Although Alexander doesn’t know it, he is about to cross a very grown-up milestone of his own by spending three days at home alone. This is our pre-trip picture, which is not a quality photo, as it was taken as he was flailing about, breathing his fishy breath all over me, and making disturbing yodeling sounds like this. Since I was packing, he decided to be in full brat cat mode tonight, so after he gorged himself on all of his food (I bought food of the same brand but of a slightly different nature recently, and he won’t stop being a gluttonous fatty cat about it), he immediately began to repeatedly dig through the trash can and skitter crazily about the apartment. There was a lot of yelling tonight, and I’m having to buy new cat food before I leave tomorrow so I don’t come back to this.
It’s now 5:00 AM, and because I’m too irresponsible to sleep and am too excited to stop drinking coffee and typing, I’m still up.
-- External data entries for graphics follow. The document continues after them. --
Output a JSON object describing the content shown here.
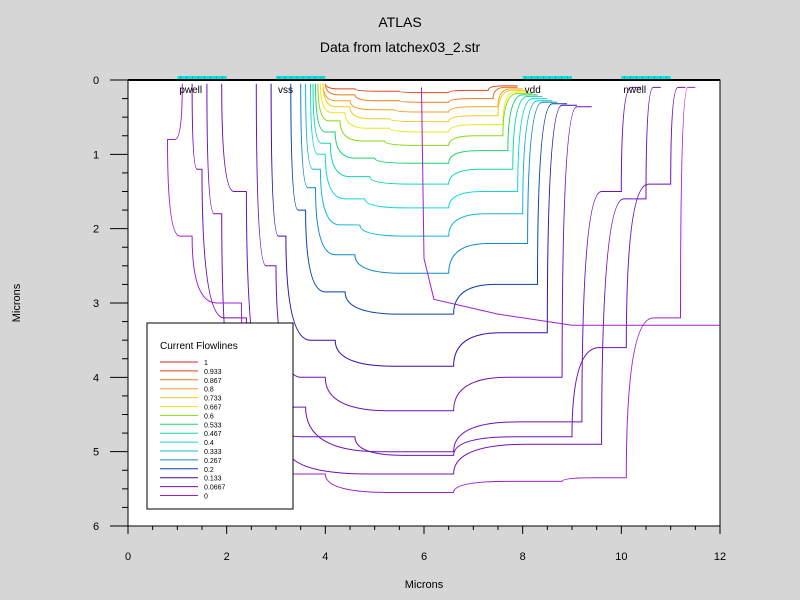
{
  "chart_data": {
    "type": "contour",
    "title": "ATLAS",
    "subtitle": "Data from latchex03_2.str",
    "xlabel": "Microns",
    "ylabel": "Microns",
    "xlim": [
      0,
      12
    ],
    "ylim": [
      0,
      6
    ],
    "y_inverted": true,
    "x_ticks": [
      "0",
      "2",
      "4",
      "6",
      "8",
      "10",
      "12"
    ],
    "y_ticks": [
      "0",
      "1",
      "2",
      "3",
      "4",
      "5",
      "6"
    ],
    "grid": false,
    "electrodes": [
      {
        "name": "pwell",
        "x": [
          1.0,
          2.0
        ],
        "color": "#00e5e5"
      },
      {
        "name": "vss",
        "x": [
          3.0,
          4.0
        ],
        "color": "#00e5e5"
      },
      {
        "name": "vdd",
        "x": [
          8.0,
          9.0
        ],
        "color": "#00e5e5"
      },
      {
        "name": "nwell",
        "x": [
          10.0,
          11.0
        ],
        "color": "#00e5e5"
      }
    ],
    "legend": {
      "title": "Current Flowlines",
      "placement": "bottom-left",
      "entries": [
        {
          "label": "1",
          "color": "#d42020"
        },
        {
          "label": "0.933",
          "color": "#e04818"
        },
        {
          "label": "0.867",
          "color": "#ec7818"
        },
        {
          "label": "0.8",
          "color": "#f4a020"
        },
        {
          "label": "0.733",
          "color": "#f4cc20"
        },
        {
          "label": "0.667",
          "color": "#e8e820"
        },
        {
          "label": "0.6",
          "color": "#88d818"
        },
        {
          "label": "0.533",
          "color": "#20d070"
        },
        {
          "label": "0.467",
          "color": "#10d8b0"
        },
        {
          "label": "0.4",
          "color": "#10d8d8"
        },
        {
          "label": "0.333",
          "color": "#10b8d8"
        },
        {
          "label": "0.267",
          "color": "#1088c8"
        },
        {
          "label": "0.2",
          "color": "#0840a8"
        },
        {
          "label": "0.133",
          "color": "#380ca8"
        },
        {
          "label": "0.0667",
          "color": "#7010b8"
        },
        {
          "label": "0",
          "color": "#a020d0"
        }
      ]
    },
    "flowlines": [
      {
        "value": 0.933,
        "x": [
          4.0,
          4.6,
          5.5,
          6.5,
          7.3,
          7.9
        ],
        "y": [
          0.05,
          0.12,
          0.15,
          0.17,
          0.14,
          0.08
        ]
      },
      {
        "value": 0.867,
        "x": [
          4.0,
          4.6,
          5.5,
          6.5,
          7.4,
          7.9
        ],
        "y": [
          0.05,
          0.2,
          0.28,
          0.3,
          0.25,
          0.1
        ]
      },
      {
        "value": 0.8,
        "x": [
          3.95,
          4.5,
          5.4,
          6.5,
          7.5,
          8.0
        ],
        "y": [
          0.05,
          0.28,
          0.4,
          0.43,
          0.36,
          0.12
        ]
      },
      {
        "value": 0.733,
        "x": [
          3.95,
          4.5,
          5.3,
          6.5,
          7.5,
          8.05
        ],
        "y": [
          0.05,
          0.36,
          0.52,
          0.56,
          0.48,
          0.14
        ]
      },
      {
        "value": 0.667,
        "x": [
          3.9,
          4.4,
          5.3,
          6.5,
          7.6,
          8.1
        ],
        "y": [
          0.05,
          0.44,
          0.65,
          0.7,
          0.6,
          0.16
        ]
      },
      {
        "value": 0.6,
        "x": [
          3.85,
          4.3,
          5.2,
          6.5,
          7.6,
          8.2
        ],
        "y": [
          0.05,
          0.55,
          0.82,
          0.88,
          0.75,
          0.18
        ]
      },
      {
        "value": 0.533,
        "x": [
          3.8,
          4.2,
          5.0,
          6.5,
          7.7,
          8.3
        ],
        "y": [
          0.05,
          0.7,
          1.05,
          1.12,
          0.95,
          0.2
        ]
      },
      {
        "value": 0.467,
        "x": [
          3.75,
          4.1,
          4.9,
          6.5,
          7.8,
          8.4
        ],
        "y": [
          0.05,
          0.85,
          1.3,
          1.4,
          1.2,
          0.22
        ]
      },
      {
        "value": 0.4,
        "x": [
          3.7,
          4.0,
          4.8,
          6.5,
          7.9,
          8.5
        ],
        "y": [
          0.05,
          1.0,
          1.6,
          1.72,
          1.5,
          0.25
        ]
      },
      {
        "value": 0.333,
        "x": [
          3.6,
          3.9,
          4.7,
          6.5,
          8.0,
          8.6
        ],
        "y": [
          0.05,
          1.2,
          1.95,
          2.1,
          1.8,
          0.28
        ]
      },
      {
        "value": 0.267,
        "x": [
          3.5,
          3.8,
          4.6,
          6.5,
          8.1,
          8.7
        ],
        "y": [
          0.05,
          1.45,
          2.35,
          2.6,
          2.2,
          0.3
        ]
      },
      {
        "value": 0.2,
        "x": [
          3.3,
          3.6,
          4.4,
          6.6,
          8.3,
          8.9
        ],
        "y": [
          0.05,
          1.75,
          2.85,
          3.15,
          2.75,
          0.32
        ]
      },
      {
        "value": 0.133,
        "x": [
          2.9,
          3.2,
          4.2,
          6.6,
          8.5,
          9.1
        ],
        "y": [
          0.05,
          2.1,
          3.5,
          3.85,
          3.4,
          0.34
        ]
      },
      {
        "value": 0.0667,
        "x": [
          2.6,
          3.0,
          4.0,
          6.6,
          8.8,
          9.4
        ],
        "y": [
          0.05,
          2.5,
          4.0,
          4.45,
          4.0,
          0.36
        ]
      },
      {
        "value": 0.0667,
        "x": [
          1.9,
          2.4,
          3.6,
          6.6,
          9.2,
          10.0,
          10.4
        ],
        "y": [
          0.05,
          1.5,
          4.4,
          5.0,
          4.6,
          1.5,
          0.1
        ]
      },
      {
        "value": 0.0667,
        "x": [
          1.6,
          1.9,
          3.2,
          6.6,
          9.6,
          10.5,
          10.8
        ],
        "y": [
          0.05,
          1.8,
          4.9,
          5.3,
          4.9,
          1.6,
          0.1
        ]
      },
      {
        "value": 0.0667,
        "x": [
          1.3,
          1.5,
          2.4,
          4.6,
          6.6,
          9.0,
          10.1,
          11.0,
          11.3
        ],
        "y": [
          0.05,
          1.2,
          3.2,
          4.8,
          5.05,
          4.8,
          3.6,
          1.4,
          0.1
        ]
      },
      {
        "value": 0,
        "x": [
          1.1,
          0.8,
          1.3,
          2.3,
          4.0,
          6.6,
          8.8,
          10.1,
          11.2,
          11.5
        ],
        "y": [
          0.05,
          0.8,
          2.1,
          3.0,
          5.3,
          5.55,
          5.4,
          5.35,
          3.2,
          0.1
        ]
      }
    ],
    "boundary_line": {
      "x": [
        5.95,
        6.0,
        6.2,
        7.5,
        9.0,
        12.0
      ],
      "y": [
        0.1,
        2.4,
        2.95,
        3.15,
        3.3,
        3.3
      ]
    }
  }
}
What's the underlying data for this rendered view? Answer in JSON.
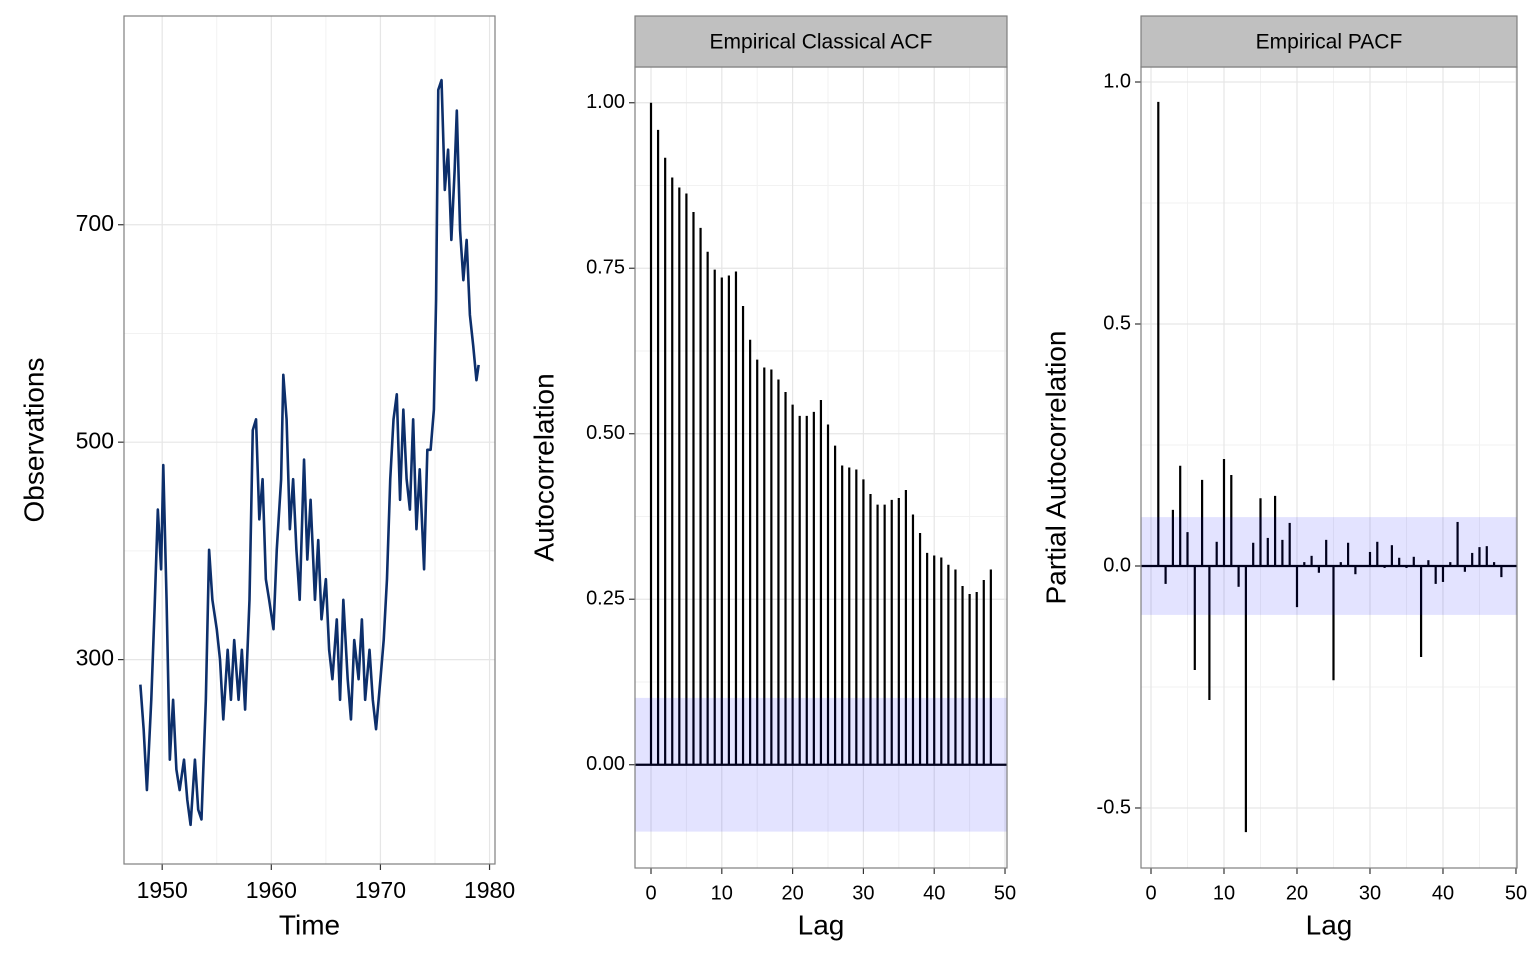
{
  "chart_data": [
    {
      "type": "line",
      "xlabel": "Time",
      "ylabel": "Observations",
      "color": "#0d2f6b",
      "grid": true,
      "xlim": [
        1946.5,
        1980.5
      ],
      "ylim": [
        112,
        892
      ],
      "xticks": [
        1950,
        1960,
        1970,
        1980
      ],
      "yticks": [
        300,
        500,
        700
      ],
      "x": [
        1948.0,
        1948.3,
        1948.6,
        1949.0,
        1949.3,
        1949.6,
        1949.9,
        1950.1,
        1950.4,
        1950.7,
        1951.0,
        1951.3,
        1951.6,
        1952.0,
        1952.3,
        1952.6,
        1953.0,
        1953.3,
        1953.6,
        1954.0,
        1954.3,
        1954.6,
        1955.0,
        1955.3,
        1955.6,
        1956.0,
        1956.3,
        1956.6,
        1957.0,
        1957.3,
        1957.6,
        1958.0,
        1958.3,
        1958.6,
        1958.9,
        1959.2,
        1959.5,
        1959.8,
        1960.2,
        1960.5,
        1960.9,
        1961.1,
        1961.4,
        1961.7,
        1962.0,
        1962.3,
        1962.6,
        1963.0,
        1963.3,
        1963.6,
        1964.0,
        1964.3,
        1964.6,
        1965.0,
        1965.3,
        1965.6,
        1966.0,
        1966.3,
        1966.6,
        1967.0,
        1967.3,
        1967.6,
        1968.0,
        1968.3,
        1968.6,
        1969.0,
        1969.3,
        1969.6,
        1970.0,
        1970.3,
        1970.6,
        1970.9,
        1971.2,
        1971.5,
        1971.8,
        1972.1,
        1972.4,
        1972.7,
        1973.0,
        1973.3,
        1973.6,
        1974.0,
        1974.3,
        1974.6,
        1974.9,
        1975.1,
        1975.3,
        1975.6,
        1975.9,
        1976.2,
        1976.5,
        1976.8,
        1977.0,
        1977.3,
        1977.6,
        1977.9,
        1978.2,
        1978.5,
        1978.8,
        1979.0
      ],
      "values": [
        277,
        236,
        180,
        263,
        346,
        438,
        383,
        479,
        355,
        208,
        263,
        199,
        180,
        208,
        171,
        148,
        208,
        162,
        153,
        263,
        401,
        355,
        328,
        300,
        245,
        309,
        263,
        318,
        263,
        309,
        254,
        355,
        511,
        521,
        429,
        466,
        374,
        355,
        328,
        401,
        466,
        562,
        521,
        420,
        466,
        401,
        355,
        484,
        392,
        447,
        355,
        410,
        337,
        374,
        309,
        282,
        337,
        263,
        355,
        282,
        245,
        318,
        282,
        337,
        263,
        309,
        263,
        236,
        282,
        318,
        374,
        466,
        521,
        544,
        447,
        530,
        466,
        438,
        521,
        420,
        475,
        383,
        493,
        493,
        530,
        631,
        824,
        833,
        732,
        769,
        686,
        750,
        805,
        695,
        649,
        686,
        617,
        589,
        557,
        571
      ]
    },
    {
      "type": "stem",
      "title": "Empirical Classical ACF",
      "xlabel": "Lag",
      "ylabel": "Autocorrelation",
      "color": "#000000",
      "grid": true,
      "xlim": [
        -2.26,
        50.28
      ],
      "ylim": [
        -0.156,
        1.054
      ],
      "xticks": [
        0,
        10,
        20,
        30,
        40,
        50
      ],
      "yticks": [
        {
          "value": 0,
          "label": "0.00"
        },
        {
          "value": 0.25,
          "label": "0.25"
        },
        {
          "value": 0.5,
          "label": "0.50"
        },
        {
          "value": 0.75,
          "label": "0.75"
        },
        {
          "value": 1,
          "label": "1.00"
        }
      ],
      "conf_band": [
        -0.101,
        0.101
      ],
      "band_color": "rgba(0,0,255,0.11)",
      "x": [
        0,
        1,
        2,
        3,
        4,
        5,
        6,
        7,
        8,
        9,
        10,
        11,
        12,
        13,
        14,
        15,
        16,
        17,
        18,
        19,
        20,
        21,
        22,
        23,
        24,
        25,
        26,
        27,
        28,
        29,
        30,
        31,
        32,
        33,
        34,
        35,
        36,
        37,
        38,
        39,
        40,
        41,
        42,
        43,
        44,
        45,
        46,
        47,
        48
      ],
      "values": [
        1.0,
        0.959,
        0.917,
        0.887,
        0.872,
        0.863,
        0.835,
        0.811,
        0.775,
        0.748,
        0.736,
        0.739,
        0.745,
        0.693,
        0.642,
        0.612,
        0.6,
        0.597,
        0.582,
        0.563,
        0.544,
        0.527,
        0.527,
        0.533,
        0.551,
        0.514,
        0.482,
        0.452,
        0.449,
        0.446,
        0.431,
        0.409,
        0.393,
        0.393,
        0.4,
        0.403,
        0.415,
        0.378,
        0.35,
        0.32,
        0.316,
        0.313,
        0.302,
        0.295,
        0.27,
        0.258,
        0.261,
        0.279,
        0.295
      ]
    },
    {
      "type": "stem",
      "title": "Empirical PACF",
      "xlabel": "Lag",
      "ylabel": "Partial Autocorrelation",
      "color": "#000000",
      "grid": true,
      "xlim": [
        -1.37,
        50.14
      ],
      "ylim": [
        -0.624,
        1.031
      ],
      "xticks": [
        0,
        10,
        20,
        30,
        40,
        50
      ],
      "yticks": [
        -0.5,
        {
          "value": 0,
          "label": "0.0"
        },
        0.5,
        {
          "value": 1,
          "label": "1.0"
        }
      ],
      "conf_band": [
        -0.101,
        0.101
      ],
      "band_color": "rgba(0,0,255,0.11)",
      "x": [
        1,
        2,
        3,
        4,
        5,
        6,
        7,
        8,
        9,
        10,
        11,
        12,
        13,
        14,
        15,
        16,
        17,
        18,
        19,
        20,
        21,
        22,
        23,
        24,
        25,
        26,
        27,
        28,
        29,
        30,
        31,
        32,
        33,
        34,
        35,
        36,
        37,
        38,
        39,
        40,
        41,
        42,
        43,
        44,
        45,
        46,
        47,
        48
      ],
      "values": [
        0.959,
        -0.037,
        0.116,
        0.207,
        0.07,
        -0.215,
        0.178,
        -0.277,
        0.05,
        0.221,
        0.188,
        -0.043,
        -0.55,
        0.048,
        0.14,
        0.058,
        0.145,
        0.054,
        0.089,
        -0.085,
        0.008,
        0.021,
        -0.014,
        0.054,
        -0.236,
        0.008,
        0.048,
        -0.017,
        0.002,
        0.029,
        0.05,
        -0.004,
        0.043,
        0.017,
        -0.004,
        0.019,
        -0.188,
        0.012,
        -0.037,
        -0.033,
        0.008,
        0.091,
        -0.012,
        0.027,
        0.039,
        0.041,
        0.008,
        -0.023
      ]
    }
  ]
}
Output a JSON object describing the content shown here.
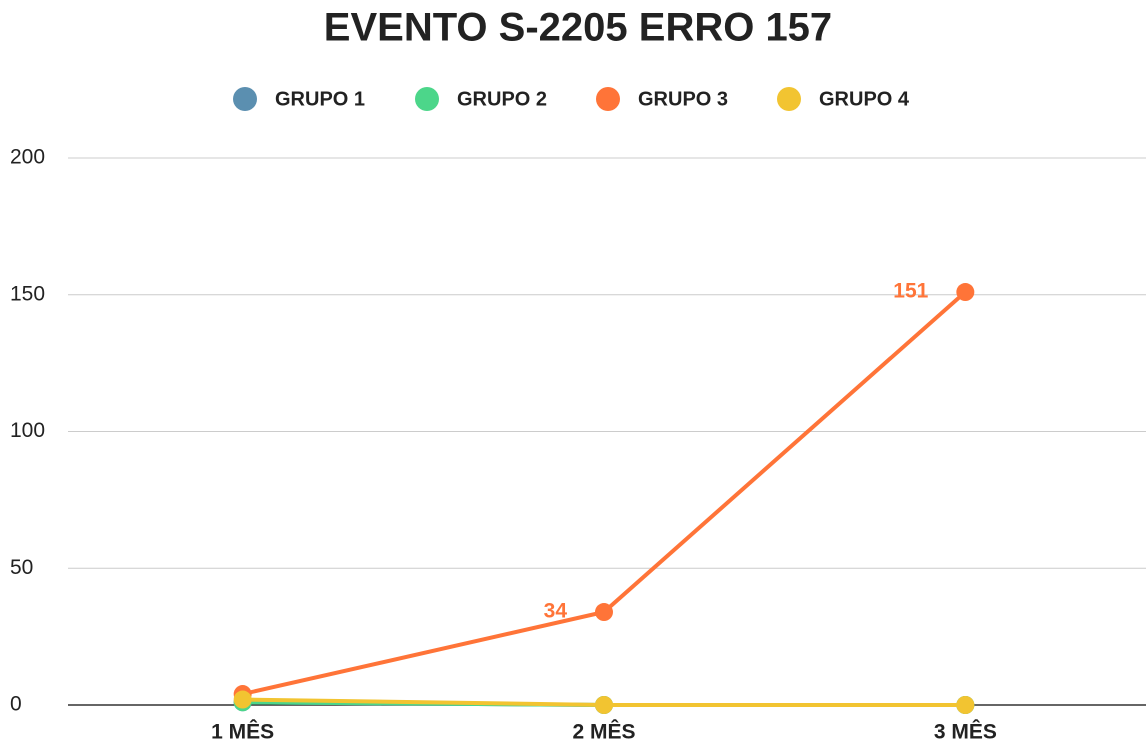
{
  "chart_data": {
    "type": "line",
    "title": "EVENTO S-2205 ERRO 157",
    "categories": [
      "1 MÊS",
      "2 MÊS",
      "3 MÊS"
    ],
    "series": [
      {
        "name": "GRUPO 1",
        "color": "#5b8fb0",
        "values": [
          1,
          0,
          0
        ]
      },
      {
        "name": "GRUPO 2",
        "color": "#4cd68a",
        "values": [
          1,
          0,
          0
        ]
      },
      {
        "name": "GRUPO 3",
        "color": "#ff7438",
        "values": [
          4,
          34,
          151
        ],
        "value_labels": [
          null,
          "34",
          "151"
        ]
      },
      {
        "name": "GRUPO 4",
        "color": "#f2c431",
        "values": [
          2,
          0,
          0
        ]
      }
    ],
    "ylim": [
      0,
      200
    ],
    "yticks": [
      0,
      50,
      100,
      150,
      200
    ],
    "grid": true,
    "legend": "top"
  }
}
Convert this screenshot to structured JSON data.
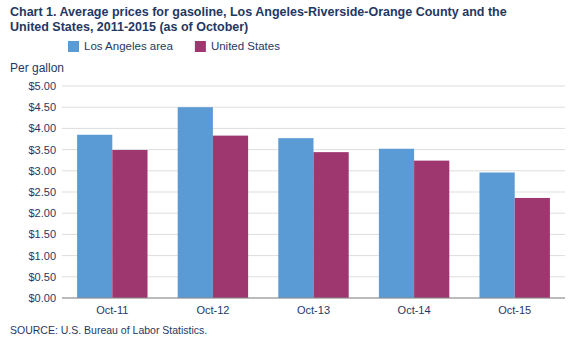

I’m going to go get my two hours of sleep (ugghhhh) and see if any of this post makes sense in the morning or if I’ve just typed out the words “New York, New York” over and over in a fit of hysteria.
Alexander is finally sleeping. My bag is perfect. I’m not going to miss any of my connections tomorrow. And in case I want to be a parking lot groupie, the middle school intern at work has informed me that Taylor Swift is in New York this weekend.